Director: Marc Forster
If one would only view the first 15 minutes of Machine Gun Preacher, they would probably figure they’re about to endure a sappy Lifetime movie; for good reason, too. The opening scenes of director Marc Forster‘s latest are heavy-handed and forced. However, after a thud of an introduction, the audience gets treated with something much more engaging and humanistic.
When we’re introduced to Sam Childers (Gerard Butler), he’s portrayed as the typical bad boy: aggressive, obnoxious and any other loose cannon cliche you can think of. After getting out of jail and having a night full of terrible crimes — acts he’s probably committed before — he decides to turn towards God, like his former-stripper wife did.

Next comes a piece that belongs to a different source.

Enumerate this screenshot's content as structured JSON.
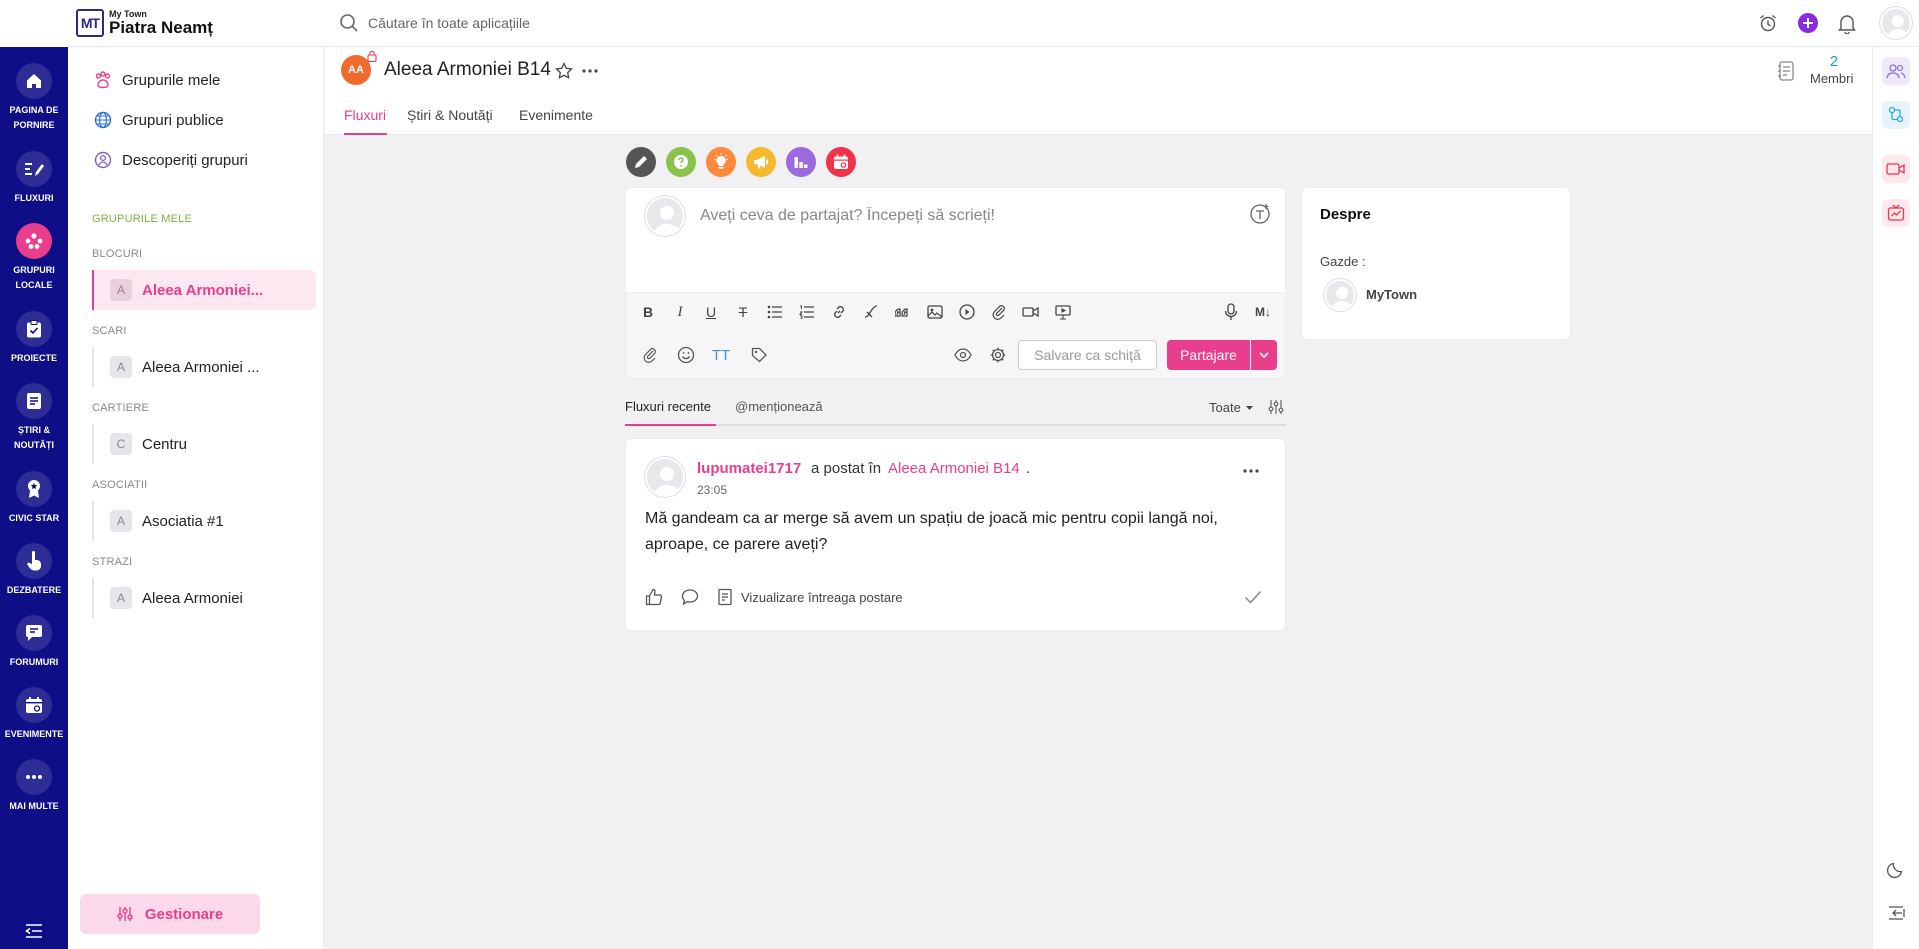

And like a cheesy soap opera, he finds Jesus! That’s how the off-putting intro begins, but then Forster and screenwriter Jason Keller begin to work towards more thought-provoking areas. Childers, even after becoming a preacher and starting to help some of the children of Central Africa, is no perfect hero. The further he gets involved in his crusade, the less he stays connected with the family that once saved his life. When he’s out there in Central Africa, he finds importance and meaning. When he’s back home, there’s a feeling of claustrophobia and disgust.
Forster and Keller don’t sugarcoat their anti-hero. Sam Childers is a product of violence and nihilism, and for most of the film, it remains a part of him. At times he expects unrealistic actions from people and treats those closest to him as if they’re meaningless. To great surprise, Butler handles those dramatic moments impressively.
The eclectic Forster is capable of getting excellent performances out of his leads, and he has gotten plenty of notable actors to give their best. This is isn’t a great performance from Butler, but certainly a reliable one. Like the rest of the film, the lead actor wears his heart on his sleeve, and it’s more endearing than cheesy.
Unfortunately, if you’re not Sam Childers in this story, you’re not half as rich thematically. With both her role as the supportive wife here and the half-baked love interest from Source Code, Michelle Monaghan has given two fine performances in roles that don’t give her enough to play with. Both times she’s been set up with a proper arc, and then no proper payoff. There’s an intriguing conflict that’s touched upon for her, but is never developed. Sam almost starts to care about about the children he’s saving more than his own family. A conflict arises between the two when Sam starts losing their money for his cause, and the closure to that conflict never comes. Thankfully, Monaghan is enough of a strong screen presence to make these problems more afterthoughts, rather than hindering the whole experience while viewing the film.
Nearly every other dramatic beat is handled with time and a touch of grace. The title hints at a ridiculous action movie, but it’s a compelling drama that will probably make most cynics cringe. Albeit less impressive than some of his other works, Forster’s tale of redemption and finding one’s purpose makes for a semi-inspiring story.